Stroope earned a master's degree in voice performance at the University of Colorado (Boulder) and his doctorate in conducting from Arizona State University. In an electronic publication, Stroope states that even though he had dabbled in composition since the age of ten, it was not until he wrote The Cloths of Heaven, and Inscription of Hope, that he began to gain recognition. He states, “I was quite fortunate to have written some works that found great attraction across the country. That sort of catapulted my career compositionally. I was soon being asked to write pieces and conduct those works with the groups that commissioned them. Through conducting, you learn about what works in composition. Both aspects of my career took hold, and I’ve never looked back. I’m busier today than I’ve ever been.” 

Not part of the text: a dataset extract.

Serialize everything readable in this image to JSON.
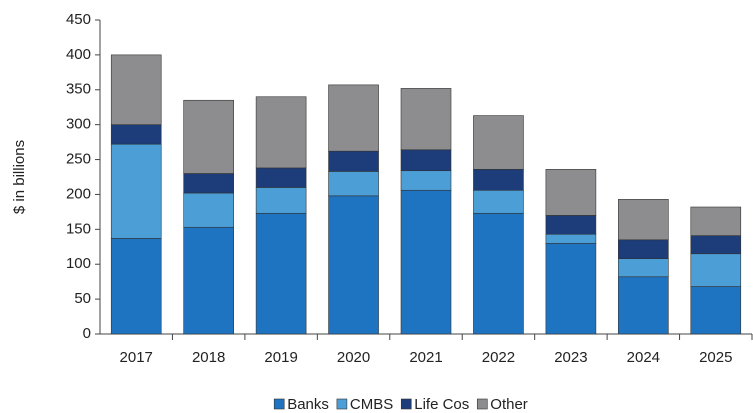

In addition to composing music and guest conducting, Stroope held Professor of Music positions at Oklahoma State University, Rowan University in Glassboro, New Jersey and at the University of Nebraska at Omaha. As a conductor, he regularly appears nationally and internationally in such venues as: Carnegie Hall, Chicago Orchestra Hall, Sopra Minerva (Rome), and the Kennedy Center.
Cecil Effinger and Normand Lockwood, mentors of Stroope, are well-respected American composers. Effinger's Little Symphony No. 1 and Four Pastorales, arguably his most recognizable pieces, are performed by many ensembles across the U.S. and abroad. Normand Lockwood won the prestigious Prix de Rome, a scholarship given the select students within the arts, which allowed him to study in Rome.
Both Effinger and Lockwood were students of Nadia Boulanger, a student of Gabriel Fauré. Fauré was one of the greatest French composers of the twentieth century. Nadia Boulanger, became one of the most influential music theory teachers of the twentieth century, one of her first pupils being American composer Aaron Copland. Stroope credits Boulanger for his mentors' support of his creativity saying, “Efficiency of writing would be the main thing I took from my studies with Effinger. Boulanger didn’t try to replicate herself through her students; she let them be successful in their own way. As a result, Lockwood and Effinger were very open to different styles of music in my writing. It wasn’t a cookie cutter approach to composition.”
Morten Lauridsen, a colleague and friend of Stroope, is the professor of composition at the University of Southern California Thornton School of Music and has been for more than thirty years. From 1994 to 2001 he held the position the composer-in-residence at the Los Angeles Master Chorale. Lauridsen, composer of works such as O magnum mysterium , Sure on this Shining Night, and Les Chansons des Roses, was named "American Choral Master" by the National Endowment for the Arts. In 2007, President Bush awarded him the National Medal of Arts in a White House ceremony. The National Medal of Arts is the highest award given to artists and arts patrons by the United States government. While Stroope taught at Rowan University in Glassboro, New Jersey, Lauridsen held a residency and The Rowan University Concert Choir performed Lauridsen's works. During the concert, Morten Lauridsen was awarded an Honorary Doctorate from Rowan University. Since then, Stroope and Lauridsen have continued to engage in collaborative projects. In 2010 and 2014, Lauridsen held residencies at Oklahoma State University similar to that at Rowan University.
Stroope contributed to the book Composers on Composing for Choir along with composers such as René Clausen, Gwyneth Walker, John Rutter and Morten Lauridsen. In this book, Stroope speaks on his experiences with composing, strategies for composing and instructing young composers.